All livers in defatting groups had significant decreases in hepatic triglyceride content at the end of the experiment. However, livers treated with our novel Y'-GW + E + R combination had evidence of increased metabolism and less hepatocyte damage and carcinogenic potential. Our Y'-GW + E + R combination had increased phosphorylation of AMP-activated protein kinase (P = 0.019) and acetyl-CoA carboxylase (P = 0.023) compared with control; these were not increased in Y + E + R group and actually decreased in the Y group. Furthermore, the Y'-GW + E + R group had less evidence of carcinogenic potential with no increase in AKT phosphorylation compared with control (P = 0.089); the Y (P = 0.031) and Y + E + R (P = 0.035) groups had striking increases in AKT phosphorylation. Finally, our Y'-GW + E + R showed less evidence of hepatocyte damage with significantly lower perfusate alanine aminotransferase (P = 0.007) and aspartate aminotransferase (P = 0.014) levels.

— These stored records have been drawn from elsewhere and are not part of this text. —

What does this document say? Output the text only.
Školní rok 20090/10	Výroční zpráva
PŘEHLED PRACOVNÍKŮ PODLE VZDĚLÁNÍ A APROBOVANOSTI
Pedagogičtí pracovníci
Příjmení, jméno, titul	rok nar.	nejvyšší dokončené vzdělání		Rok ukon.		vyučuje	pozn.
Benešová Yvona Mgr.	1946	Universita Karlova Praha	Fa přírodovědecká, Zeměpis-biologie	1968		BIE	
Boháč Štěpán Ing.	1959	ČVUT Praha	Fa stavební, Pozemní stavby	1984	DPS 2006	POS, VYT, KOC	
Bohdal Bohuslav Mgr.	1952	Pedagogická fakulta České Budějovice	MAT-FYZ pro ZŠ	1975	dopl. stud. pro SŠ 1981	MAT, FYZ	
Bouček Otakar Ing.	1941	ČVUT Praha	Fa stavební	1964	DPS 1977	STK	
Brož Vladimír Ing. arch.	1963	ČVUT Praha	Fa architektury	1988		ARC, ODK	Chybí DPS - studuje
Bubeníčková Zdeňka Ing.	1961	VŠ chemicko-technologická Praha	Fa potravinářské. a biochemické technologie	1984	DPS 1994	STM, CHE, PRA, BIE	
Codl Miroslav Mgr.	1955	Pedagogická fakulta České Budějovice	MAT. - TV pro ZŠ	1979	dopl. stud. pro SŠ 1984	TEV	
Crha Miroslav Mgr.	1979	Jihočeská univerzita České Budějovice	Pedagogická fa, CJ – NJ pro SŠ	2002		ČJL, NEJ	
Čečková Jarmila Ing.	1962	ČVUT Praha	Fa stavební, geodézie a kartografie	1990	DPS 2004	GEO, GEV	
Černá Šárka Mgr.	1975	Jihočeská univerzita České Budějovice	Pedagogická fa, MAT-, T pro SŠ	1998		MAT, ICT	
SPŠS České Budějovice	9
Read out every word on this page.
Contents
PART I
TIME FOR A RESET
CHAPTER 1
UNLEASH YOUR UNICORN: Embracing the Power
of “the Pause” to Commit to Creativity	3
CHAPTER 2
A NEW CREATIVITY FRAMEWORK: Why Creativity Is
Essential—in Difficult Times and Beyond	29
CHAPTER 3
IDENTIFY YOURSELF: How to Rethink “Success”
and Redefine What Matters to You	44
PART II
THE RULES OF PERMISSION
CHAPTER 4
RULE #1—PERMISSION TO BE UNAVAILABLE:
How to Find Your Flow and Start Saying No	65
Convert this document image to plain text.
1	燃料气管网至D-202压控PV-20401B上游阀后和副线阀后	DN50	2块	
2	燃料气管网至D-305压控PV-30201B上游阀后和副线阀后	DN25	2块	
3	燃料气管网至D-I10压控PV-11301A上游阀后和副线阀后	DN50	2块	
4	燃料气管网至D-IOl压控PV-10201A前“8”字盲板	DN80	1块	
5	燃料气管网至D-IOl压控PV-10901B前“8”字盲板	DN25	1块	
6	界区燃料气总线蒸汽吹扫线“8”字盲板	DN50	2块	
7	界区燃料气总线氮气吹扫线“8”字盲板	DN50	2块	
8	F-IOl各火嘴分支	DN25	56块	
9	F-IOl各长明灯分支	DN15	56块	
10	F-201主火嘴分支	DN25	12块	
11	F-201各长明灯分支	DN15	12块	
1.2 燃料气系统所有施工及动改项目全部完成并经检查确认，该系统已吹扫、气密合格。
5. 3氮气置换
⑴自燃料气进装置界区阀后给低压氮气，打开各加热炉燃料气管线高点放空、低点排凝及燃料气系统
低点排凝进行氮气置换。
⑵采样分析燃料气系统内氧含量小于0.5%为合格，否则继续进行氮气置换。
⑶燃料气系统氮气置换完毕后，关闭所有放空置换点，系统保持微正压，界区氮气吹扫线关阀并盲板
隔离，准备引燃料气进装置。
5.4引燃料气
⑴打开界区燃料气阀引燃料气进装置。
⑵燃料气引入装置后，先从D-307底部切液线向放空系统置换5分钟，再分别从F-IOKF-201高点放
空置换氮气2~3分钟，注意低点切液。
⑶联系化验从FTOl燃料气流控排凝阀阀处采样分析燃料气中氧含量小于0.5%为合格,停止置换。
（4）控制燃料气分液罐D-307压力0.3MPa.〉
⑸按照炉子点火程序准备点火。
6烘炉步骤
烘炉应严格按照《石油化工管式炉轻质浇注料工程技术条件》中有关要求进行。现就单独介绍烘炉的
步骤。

We have developed a novel multidrug combination demonstrating promising defatting efficacy via activation of the AMP-activated protein kinase pathway with an optimized safety profile and reduced hepatotoxicity during ex vivo NMP.
肝脂肪变性是目前导致已故供体肝脏废弃的主要原因。先前的研究[Yarmush 配方 (Y) 脱脂]通过在体外常温机器灌注 (NMP) 中使用包含 GW 化合物的多药物组合治疗大鼠脂肪变性肝脏,成功降低了脂肪含量,GW 化合物与致癌风险增加有关。
我们通过用 2 种多酚,表没食子儿茶素-3-没食子酸酯 (E) 和白藜芦醇 (R),替代 GW 化合物,开发了一种新的多药物组合。将 16 个大鼠肝脏置于 NMP 上,并分配到对照组、Y 脱脂组、Y+E+R 脱脂组或 Y'-GW+E+R 脱脂组(Y'-GW=Y 降低 90%剂量的脱脂组,n=4/组)。
所有脱脂组的肝脏在实验结束时肝甘油三酯含量均显著降低。然而,用我们新型的 Y'-GW+E+R 组合处理的肝脏显示出代谢增加,肝细胞损伤和致癌潜力降低。与对照组相比,我们的 Y'-GW+E+R 组合增加了 AMP 激活蛋白激酶 (P=0.019) 和乙酰辅酶 A 羧化酶 (P=0.023) 的磷酸化;Y+E+R 组没有增加,而 Y 组实际上减少了。此外,与对照组相比,Y'-GW+E+R 组的 AKT 磷酸化没有增加,因此致癌潜力较低(P=0.089);Y(P=0.031)和 Y+E+R(P=0.035)组 AKT 磷酸化显著增加。最后,我们的 Y'-GW+E+R 显示出较低的肝细胞损伤证据,灌流液丙氨酸氨基转移酶(P=0.007)和天冬氨酸氨基转移酶(P=0.014)水平显著降低。
我们开发了一种新型多药物组合,通过激活 AMP 激活蛋白激酶途径,显示出有希望的脱脂效果,同时在离体 NMP 中具有优化的安全性和降低的肝毒性。